Vulnerability is reduced to the point that it is only possible to take out individual clients of the infrastructure support. To completely disable a process, all participants have to be hit, or the broker process has to be disabled. Notice that this does not disable clients; they can continue to modify data, and once connection is restored, deltas will be exchanged (conflict resolution might be needed, then). Moreover, the fact that each user keeps his own perspective on the shared contexts implies a huge redundancy, again making the information infrastructure highly resilient.

Access to functionality — a primary concern to blockchain advocates — is absolutely unrestricted.
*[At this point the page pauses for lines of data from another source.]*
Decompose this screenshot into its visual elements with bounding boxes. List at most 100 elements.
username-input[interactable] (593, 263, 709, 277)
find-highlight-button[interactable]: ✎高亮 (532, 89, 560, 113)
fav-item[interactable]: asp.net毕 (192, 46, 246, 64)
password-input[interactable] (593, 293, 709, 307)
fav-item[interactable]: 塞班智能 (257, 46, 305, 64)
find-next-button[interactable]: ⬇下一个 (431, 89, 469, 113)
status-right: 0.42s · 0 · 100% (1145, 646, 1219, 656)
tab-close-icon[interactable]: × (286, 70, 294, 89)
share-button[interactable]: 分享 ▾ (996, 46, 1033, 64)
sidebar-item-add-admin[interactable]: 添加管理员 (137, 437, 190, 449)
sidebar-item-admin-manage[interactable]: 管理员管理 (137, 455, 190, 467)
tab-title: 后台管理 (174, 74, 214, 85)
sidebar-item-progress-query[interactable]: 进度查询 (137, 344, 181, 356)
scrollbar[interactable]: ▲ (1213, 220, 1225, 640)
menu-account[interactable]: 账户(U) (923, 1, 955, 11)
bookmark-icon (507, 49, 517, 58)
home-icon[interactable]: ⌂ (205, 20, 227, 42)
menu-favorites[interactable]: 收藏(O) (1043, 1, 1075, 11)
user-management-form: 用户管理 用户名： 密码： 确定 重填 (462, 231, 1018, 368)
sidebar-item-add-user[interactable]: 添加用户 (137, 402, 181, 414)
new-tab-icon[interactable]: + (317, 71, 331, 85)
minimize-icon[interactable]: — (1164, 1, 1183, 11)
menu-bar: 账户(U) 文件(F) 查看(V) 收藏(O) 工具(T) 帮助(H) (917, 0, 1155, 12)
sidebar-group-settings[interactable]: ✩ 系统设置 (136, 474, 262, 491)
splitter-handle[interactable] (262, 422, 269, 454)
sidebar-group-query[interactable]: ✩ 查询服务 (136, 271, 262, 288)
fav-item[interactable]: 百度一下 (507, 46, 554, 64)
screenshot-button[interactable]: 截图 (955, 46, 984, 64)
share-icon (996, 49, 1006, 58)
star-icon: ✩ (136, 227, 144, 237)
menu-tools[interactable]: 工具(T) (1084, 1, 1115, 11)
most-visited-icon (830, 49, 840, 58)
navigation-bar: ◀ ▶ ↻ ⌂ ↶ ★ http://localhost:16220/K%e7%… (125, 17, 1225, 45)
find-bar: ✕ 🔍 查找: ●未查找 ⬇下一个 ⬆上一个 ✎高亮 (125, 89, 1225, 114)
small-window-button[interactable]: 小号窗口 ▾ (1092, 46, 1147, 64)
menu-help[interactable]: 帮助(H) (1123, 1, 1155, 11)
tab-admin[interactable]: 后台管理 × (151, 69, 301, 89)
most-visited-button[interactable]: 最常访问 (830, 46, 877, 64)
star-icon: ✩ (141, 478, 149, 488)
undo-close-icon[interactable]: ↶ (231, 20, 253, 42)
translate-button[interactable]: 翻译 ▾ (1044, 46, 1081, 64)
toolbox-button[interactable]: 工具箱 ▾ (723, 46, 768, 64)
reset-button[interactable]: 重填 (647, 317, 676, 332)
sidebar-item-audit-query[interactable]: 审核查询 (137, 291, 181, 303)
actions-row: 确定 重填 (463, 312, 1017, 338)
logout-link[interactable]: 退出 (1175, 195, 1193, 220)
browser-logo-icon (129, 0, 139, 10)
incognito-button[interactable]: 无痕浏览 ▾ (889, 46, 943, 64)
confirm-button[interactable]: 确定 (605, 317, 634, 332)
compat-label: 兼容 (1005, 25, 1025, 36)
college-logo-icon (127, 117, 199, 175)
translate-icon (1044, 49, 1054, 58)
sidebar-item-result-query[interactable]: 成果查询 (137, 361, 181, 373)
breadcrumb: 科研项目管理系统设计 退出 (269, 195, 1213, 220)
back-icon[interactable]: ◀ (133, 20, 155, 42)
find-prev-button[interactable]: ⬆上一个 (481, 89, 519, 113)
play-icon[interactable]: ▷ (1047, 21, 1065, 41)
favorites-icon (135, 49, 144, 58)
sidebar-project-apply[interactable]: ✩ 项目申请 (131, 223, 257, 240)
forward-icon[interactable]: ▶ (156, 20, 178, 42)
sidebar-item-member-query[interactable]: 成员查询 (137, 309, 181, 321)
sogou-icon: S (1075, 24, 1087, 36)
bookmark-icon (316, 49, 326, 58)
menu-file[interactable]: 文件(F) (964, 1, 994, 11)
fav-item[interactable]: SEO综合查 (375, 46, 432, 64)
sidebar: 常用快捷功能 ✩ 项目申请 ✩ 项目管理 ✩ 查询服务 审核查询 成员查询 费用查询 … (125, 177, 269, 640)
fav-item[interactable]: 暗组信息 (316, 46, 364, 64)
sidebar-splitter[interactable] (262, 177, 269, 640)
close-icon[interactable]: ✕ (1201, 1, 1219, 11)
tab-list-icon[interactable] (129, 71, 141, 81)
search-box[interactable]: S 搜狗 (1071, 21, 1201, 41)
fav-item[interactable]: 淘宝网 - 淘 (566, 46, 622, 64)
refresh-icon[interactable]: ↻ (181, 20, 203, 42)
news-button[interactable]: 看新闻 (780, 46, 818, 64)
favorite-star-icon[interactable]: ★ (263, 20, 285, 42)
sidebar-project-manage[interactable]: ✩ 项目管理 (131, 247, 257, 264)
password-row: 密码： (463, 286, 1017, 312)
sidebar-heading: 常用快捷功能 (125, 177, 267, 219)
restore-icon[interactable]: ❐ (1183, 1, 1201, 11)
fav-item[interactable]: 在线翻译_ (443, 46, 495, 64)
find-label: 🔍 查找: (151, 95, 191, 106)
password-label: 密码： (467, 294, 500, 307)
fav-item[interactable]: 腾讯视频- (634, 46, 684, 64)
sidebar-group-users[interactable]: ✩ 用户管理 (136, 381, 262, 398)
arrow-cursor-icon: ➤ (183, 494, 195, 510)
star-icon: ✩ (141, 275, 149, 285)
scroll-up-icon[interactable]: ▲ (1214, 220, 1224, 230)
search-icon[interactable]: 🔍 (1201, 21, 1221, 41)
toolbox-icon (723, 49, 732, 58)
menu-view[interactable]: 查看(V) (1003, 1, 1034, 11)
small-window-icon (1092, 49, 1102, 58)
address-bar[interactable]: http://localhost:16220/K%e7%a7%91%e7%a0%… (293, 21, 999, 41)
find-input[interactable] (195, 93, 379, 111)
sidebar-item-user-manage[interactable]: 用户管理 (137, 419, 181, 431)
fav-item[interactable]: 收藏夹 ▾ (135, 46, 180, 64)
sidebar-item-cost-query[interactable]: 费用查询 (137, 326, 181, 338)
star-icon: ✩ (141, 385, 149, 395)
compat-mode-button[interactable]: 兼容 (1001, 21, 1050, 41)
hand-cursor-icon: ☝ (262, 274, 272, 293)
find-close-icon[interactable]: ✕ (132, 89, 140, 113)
Anyone can download a model and initiate a process — one does not even need a server infrastructure to run it (other than a broker service, but access to that is in no way tied to functionality).

Non-repudiation is guaranteed in the most natural of ways. Each user keeps her own set of information, including the original deltas. Each delta is cryptographically signed by its author — and so is undeniable. This is not unlike how we used to ensure non-repudiation in the pre-internet age: with signed copies of contracts.

There is yet another point to be made. A database typically stores the information pertaining to many instances of the same co-operation process. Each instance may involve an entirely unique set of people, like, for example, in the case of AirBnB. Each rental case involves a (usually) unique combination of someone with a facility to let and someone with a desire to hire. These cases have little to do with each other (except for the fact that the same person may occur in multiple cases), yet they are all stored together. Why are they stored together? Because of the strong tie between coherence and connection that is inherent in the notion of a database. We cannot separate the two. In Perspectives, we can and do. The coherence is described by the model. This is a common conceptual factor in all rental cases, but physically it takes the form of a copy of that model on the computers of the participants. The connection is taken care of by model reflection and the message broker. There is no need to store similar cases together, on the same server in the internet.

This solves, or rather prevents, a large class of problems very common in todays’ internet-based information infrastructures. Databases are honeypots with desirable and valuable information. They motivate great ingenuity on the part of malafide parties, much to our detriment. Information infrastructure support structures based on Perspectives simply don’t have that problem. There is not much gain in hacking just my house rental activities — it only becomes interesting when it’s about millions of us.